Crônica: “O caminho da felicidade”


“O caminho da felicidade”

( Manuel Sanchez )

 

Quem lê o que escrevo, encontra textos mais densos, outros mais cínicos. Alguns são particularmente tristes ou nostálgicos. Mas isso ocorre porque no terreno da felicidade, eu optei por vivê-la; não descrevê-la em palavras.

Eu tenho uma esfera de felicidade própria. E sou muito agradecido por isso, apesar de não fazê-lo tanto quanto deveria. Seria uma falha?

Chega a ser uma limitação, algo que preciso alterar em abordagens futuras. Crio uma imagem de que estou constantemente triste ou me afogando em mágoas. Elas existem, sim. Veja bem, não tenho nada contra a tristeza.
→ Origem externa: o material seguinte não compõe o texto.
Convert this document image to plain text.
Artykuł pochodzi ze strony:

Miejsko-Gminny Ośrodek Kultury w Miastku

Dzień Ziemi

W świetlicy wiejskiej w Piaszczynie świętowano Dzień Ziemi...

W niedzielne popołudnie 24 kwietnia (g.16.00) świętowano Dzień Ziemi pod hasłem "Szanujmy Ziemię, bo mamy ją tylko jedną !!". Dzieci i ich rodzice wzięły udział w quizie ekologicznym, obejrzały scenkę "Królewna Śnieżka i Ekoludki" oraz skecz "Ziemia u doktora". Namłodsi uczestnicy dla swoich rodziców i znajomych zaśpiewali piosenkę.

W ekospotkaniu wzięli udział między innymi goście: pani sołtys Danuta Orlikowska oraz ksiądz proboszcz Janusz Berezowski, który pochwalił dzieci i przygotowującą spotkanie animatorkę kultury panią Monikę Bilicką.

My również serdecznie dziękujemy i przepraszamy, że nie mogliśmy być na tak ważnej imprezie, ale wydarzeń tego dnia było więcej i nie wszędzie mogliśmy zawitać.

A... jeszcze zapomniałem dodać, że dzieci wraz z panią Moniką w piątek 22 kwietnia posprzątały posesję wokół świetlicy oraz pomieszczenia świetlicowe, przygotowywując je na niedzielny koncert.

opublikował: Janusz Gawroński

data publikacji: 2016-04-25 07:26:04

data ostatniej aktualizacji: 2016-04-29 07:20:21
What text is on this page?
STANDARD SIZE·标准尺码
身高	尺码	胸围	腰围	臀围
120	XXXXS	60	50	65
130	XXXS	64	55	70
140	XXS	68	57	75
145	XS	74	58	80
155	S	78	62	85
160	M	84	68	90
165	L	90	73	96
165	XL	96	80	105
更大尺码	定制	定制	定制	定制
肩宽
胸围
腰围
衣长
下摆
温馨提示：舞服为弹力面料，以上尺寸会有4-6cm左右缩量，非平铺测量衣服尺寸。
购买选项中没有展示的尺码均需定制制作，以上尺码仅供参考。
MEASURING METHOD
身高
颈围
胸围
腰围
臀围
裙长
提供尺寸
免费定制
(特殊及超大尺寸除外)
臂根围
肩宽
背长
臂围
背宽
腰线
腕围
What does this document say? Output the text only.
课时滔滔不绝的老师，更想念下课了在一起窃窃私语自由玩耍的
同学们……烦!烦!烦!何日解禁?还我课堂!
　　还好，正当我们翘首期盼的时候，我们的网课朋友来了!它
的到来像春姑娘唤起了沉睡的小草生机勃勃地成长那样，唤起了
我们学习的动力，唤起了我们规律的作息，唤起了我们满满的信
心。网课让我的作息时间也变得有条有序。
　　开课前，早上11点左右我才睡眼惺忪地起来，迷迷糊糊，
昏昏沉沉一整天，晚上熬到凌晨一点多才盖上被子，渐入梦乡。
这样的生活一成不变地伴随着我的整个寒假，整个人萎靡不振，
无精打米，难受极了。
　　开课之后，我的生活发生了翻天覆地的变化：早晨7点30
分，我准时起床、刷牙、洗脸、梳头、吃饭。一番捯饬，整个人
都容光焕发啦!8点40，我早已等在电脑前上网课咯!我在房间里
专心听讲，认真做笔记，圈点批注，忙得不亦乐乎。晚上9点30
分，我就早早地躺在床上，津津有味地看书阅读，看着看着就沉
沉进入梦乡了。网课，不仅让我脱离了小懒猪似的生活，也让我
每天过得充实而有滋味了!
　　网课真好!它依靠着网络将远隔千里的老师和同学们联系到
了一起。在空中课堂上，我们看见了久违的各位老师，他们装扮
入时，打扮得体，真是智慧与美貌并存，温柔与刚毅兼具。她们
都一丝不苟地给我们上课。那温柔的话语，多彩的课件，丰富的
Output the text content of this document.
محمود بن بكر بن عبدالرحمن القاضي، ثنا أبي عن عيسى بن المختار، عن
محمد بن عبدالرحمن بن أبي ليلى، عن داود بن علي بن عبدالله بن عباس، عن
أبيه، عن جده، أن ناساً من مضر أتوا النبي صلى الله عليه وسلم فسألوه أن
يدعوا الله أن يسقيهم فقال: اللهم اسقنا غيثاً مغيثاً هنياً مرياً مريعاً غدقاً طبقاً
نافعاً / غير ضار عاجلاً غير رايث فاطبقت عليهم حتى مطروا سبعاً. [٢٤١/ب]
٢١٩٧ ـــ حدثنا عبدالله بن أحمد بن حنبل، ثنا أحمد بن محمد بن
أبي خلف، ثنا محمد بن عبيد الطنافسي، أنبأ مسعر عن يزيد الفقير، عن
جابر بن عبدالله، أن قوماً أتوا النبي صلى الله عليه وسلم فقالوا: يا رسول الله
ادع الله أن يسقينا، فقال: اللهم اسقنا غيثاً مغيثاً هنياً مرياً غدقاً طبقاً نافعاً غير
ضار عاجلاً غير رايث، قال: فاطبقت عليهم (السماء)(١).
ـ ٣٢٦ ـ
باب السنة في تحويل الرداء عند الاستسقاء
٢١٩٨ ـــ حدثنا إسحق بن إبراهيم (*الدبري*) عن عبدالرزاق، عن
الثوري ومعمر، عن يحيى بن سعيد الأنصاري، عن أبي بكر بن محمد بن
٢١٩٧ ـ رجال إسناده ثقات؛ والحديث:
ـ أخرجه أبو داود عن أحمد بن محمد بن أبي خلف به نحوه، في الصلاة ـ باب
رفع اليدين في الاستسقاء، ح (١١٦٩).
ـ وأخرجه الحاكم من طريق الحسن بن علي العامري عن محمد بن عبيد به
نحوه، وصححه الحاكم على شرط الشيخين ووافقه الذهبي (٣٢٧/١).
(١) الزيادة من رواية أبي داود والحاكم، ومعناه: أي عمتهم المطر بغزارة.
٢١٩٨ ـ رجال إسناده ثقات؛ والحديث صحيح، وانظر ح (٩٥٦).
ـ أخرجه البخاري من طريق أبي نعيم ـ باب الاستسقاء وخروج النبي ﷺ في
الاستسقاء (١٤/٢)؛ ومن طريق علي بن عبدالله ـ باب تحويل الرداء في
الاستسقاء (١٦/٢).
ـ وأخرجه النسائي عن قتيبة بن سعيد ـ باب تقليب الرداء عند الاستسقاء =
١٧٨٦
Ao contrário, coloco-me contra essa necessidade de demonstrar constantemente uma felicidade forçada, seja em redes sociais, por ingestão de remédios ou na negativa de ficar um pouco sozinho. No meu caso, os momentos de solitude acabaram sendo um gatilho para uma análise feita em textos, uma terapia vasculhando memórias.

Mas isso não esgota os inúmeros interesses e momentos alegres de vida. E eu gosto de viver. Busco potência nessa vida.

Por exemplo, prefiro as manhãs. Gosto do sol e de me perder andando pela cidade.

Viajar me motiva: abre portas, escancara percepções. Novas comidas, novas bebidas, pessoas desconhecidas que puxam conversa quando percebem que sou turista. Entre optar por consumir coisas e consumir experiências, mergulho de cabeça nas últimas.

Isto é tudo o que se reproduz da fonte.